In few-shot settings, large language model (LLM) steering vectors are highly susceptible to irrelevant noise, limiting their controllability and efficacy. To address this, we propose a steering vector refinement framework based on sparse autoencoders (SAEs). This work is the first to apply SAEs to semantic parsing of steering vectors, leveraging sparse representation learning to automatically disentangle task-relevant features—thereby suppressing noise and compensating for semantic gaps. We further refine and enhance the vectors via semantic similarity-based reconstruction. Experiments demonstrate that our method significantly outperforms existing steering baselines under extreme data scarcity (e.g., 10–50 samples), achieving performance comparable to supervised fine-tuning. It thus effectively alleviates the controllability bottleneck in LLMs induced by limited supervision, enabling robust, interpretable, and data-efficient steering.

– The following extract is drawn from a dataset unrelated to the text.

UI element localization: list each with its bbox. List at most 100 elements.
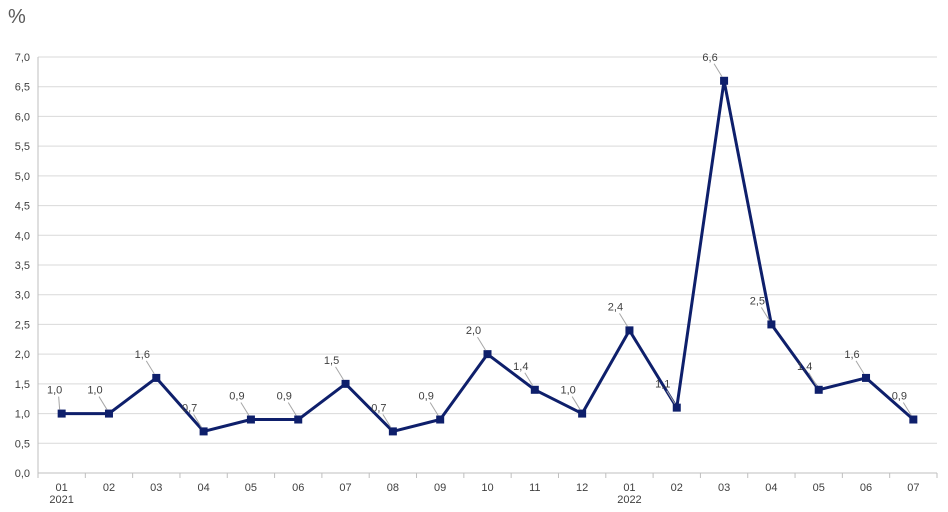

Steering has emerged as a promising approach in controlling large language models (LLMs) without modifying model parameters. However, most existing steering methods rely on large-scale datasets to learn clear behavioral information, which limits their applicability in many real-world scenarios. The steering vectors extracted from small dataset often contain task-irrelevant noising features, which degrades their effectiveness. To refine the steering vectors learned from limited data, we introduce Refinement of Steering Vector via Sparse Autoencoder (SAE-RSV) that leverages SAEs to semantically denoise and augment the steering vectors. In our framework, we first remove task-irrelevant features according to their semantics provided by SAEs, and then enrich task-relevant features missing from the small dataset through their semantic similarity to the identified relevant features. Extensive experiments demonstrate that the proposed SAE-RSV substantially outperforms all the baseline methods including supervised fine-tuning. Our findings show that effective steering vector can be constructed from limited training data by refining the original steering vector through SAEs.